The boy came back before the last page was finished, and Mr. Smith detained him for five or ten minutes; at the end of which time he rolled up the manuscript, still damp, and dismissed the printer's emissary.

"Now, George," he said, "I can talk to you."

Sigismund was the son of a Wareham attorney, and the two young men had been schoolfellows at the Classical and Commercial Academy in the Wareham Road. They had been schoolfellows, and were very sincerely attached to each other. Sigismund was supposed to be reading for the Bar; and for the first twelve months of his sojourn in the Temple the young man had worked honestly and conscientiously; but finding that his legal studies resulted in nothing but mental perplexity and confusion, Sigismund beguiled his leisure by the pursuit of literature.

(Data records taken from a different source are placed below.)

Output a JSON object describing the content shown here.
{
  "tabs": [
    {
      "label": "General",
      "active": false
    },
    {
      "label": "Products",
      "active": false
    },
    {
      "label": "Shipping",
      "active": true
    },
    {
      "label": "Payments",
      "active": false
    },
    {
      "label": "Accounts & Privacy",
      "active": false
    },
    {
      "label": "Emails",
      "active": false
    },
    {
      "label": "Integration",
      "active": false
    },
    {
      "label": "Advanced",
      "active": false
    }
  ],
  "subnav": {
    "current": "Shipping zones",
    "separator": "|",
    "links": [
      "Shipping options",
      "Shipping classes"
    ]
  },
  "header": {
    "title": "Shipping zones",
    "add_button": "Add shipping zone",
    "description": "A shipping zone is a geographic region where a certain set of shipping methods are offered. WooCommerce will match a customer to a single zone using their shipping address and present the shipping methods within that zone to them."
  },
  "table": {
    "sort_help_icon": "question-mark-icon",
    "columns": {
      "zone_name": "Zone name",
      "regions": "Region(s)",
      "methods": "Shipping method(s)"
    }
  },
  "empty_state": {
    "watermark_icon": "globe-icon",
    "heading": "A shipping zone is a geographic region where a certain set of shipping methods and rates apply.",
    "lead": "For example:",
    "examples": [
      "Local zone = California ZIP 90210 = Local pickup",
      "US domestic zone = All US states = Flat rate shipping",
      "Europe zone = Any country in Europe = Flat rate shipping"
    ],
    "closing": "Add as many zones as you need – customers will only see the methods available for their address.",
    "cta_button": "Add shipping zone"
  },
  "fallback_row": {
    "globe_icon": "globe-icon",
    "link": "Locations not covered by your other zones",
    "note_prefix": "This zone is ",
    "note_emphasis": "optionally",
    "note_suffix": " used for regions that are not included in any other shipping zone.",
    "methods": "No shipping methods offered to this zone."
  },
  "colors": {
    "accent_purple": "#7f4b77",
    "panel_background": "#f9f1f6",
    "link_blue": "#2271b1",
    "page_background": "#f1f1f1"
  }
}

He found literature a great deal more profitable and a great deal easier than the study of Coke upon Lyttleton, or Blackstone's Commentaries; and he abandoned himself entirely to the composition of such works as are to be seen, garnished with striking illustrations, in the windows of humble newsvendors in the smaller and dingier thoroughfares of every large town. Sigismund gave himself wholly to this fascinating pursuit, and perhaps produced more sheets of that mysterious stuff which literary people call "copy" than any other author of his age.

It would be almost impossible for me adequately to describe the difference between Sigismund Smith as he was known to the very few friends who knew anything at all about him, and Sigismund Smith as he appeared on paper.

In the narrow circle of his home Mr. Smith was a very mild young man, with the most placid blue eyes that ever looked out of a human head, and a good deal of light curling hair. He was a very mild young man. He could not have hit any one if he had tried ever so; and if you had hit him, I don't think he would have minded—much. It was not in him to be very angry; or to fall in love, to any serious extent; or to be desperate about anything. Perhaps it was that he exhausted all that was passionate in his nature in penny numbers, and had nothing left for the affairs of real life. People who were impressed by his fictions, and were curious to see him, generally left him with a strong sense of disappointment, if not indignation.

Was this meek young man the Byronic hero they had pictured? Was this the author of "Colonel Montefiasco, or the Brand upon the Shoulder-blade?" They had imagined a splendid creature, half magician, half brigand, with a pale face and fierce black eyes, a tumbled mass of raven hair, a bare white throat, a long black velvet dressing-gown, and thin tapering hands, with queer agate and onyx rings encircling the flexible fingers.

And then the surroundings. An oak-panelled chamber, of course—black oak, with grotesque and diabolic carvings jutting out at the angles of the room; a crystal globe upon a porphyry pedestal; a mysterious picture, with a curtain drawn before it—certain death being the fate of him who dared to raise that curtain by so much as a corner. A mantel-piece of black marble, and a collection of pistols and scimitars, swords and yataghans—especially yataghans—glimmering and flashing in the firelight. A little show of eccentricity in the way of household pets: a bear under the sofa, and a tame rattlesnake coiled upon the hearth-rug. This was the sort of thing the penny public expected of Sigismund Smith; and, lo, here was a young man with perennial ink-smudges upon his face, and an untidy chamber in the Temple, with nothing more romantic than a waste-paper basket, a litter of old letters and tumbled proofs, and a cracked teapot simmering upon the hob.

This was the young man who described the reckless extravagance of a Montefiasco's sumptuous chamber, the mysterious elegance of a Diana Firmiani's dimly-lighted boudoir. This was the young man in whose works there were more masked doors, and hidden staircases, and revolving picture-frames and sliding panels, than in all the old houses in Great Britain; and a greater length of vaulted passages than would make an underground railway from the Scottish border to the Land's End. This was the young man who, in an early volume of poems—a failure, as it is the nature of all early volumes of poems to be—had cried in passionate accents to some youthful member of the aristocracy, surname unknown—

"Lady Mable, Lady May, no pæan in your praise I'll sing;
My shattered lyre all mutely tells
The tortured hand that broke the string.
Go, fair and false, while jangling bells
Through golden waves of sunshine ring;
Go, mistress of a thousand spells:
But know, midst those you've left forlorn,
One, lady, gives you scorn for scorn."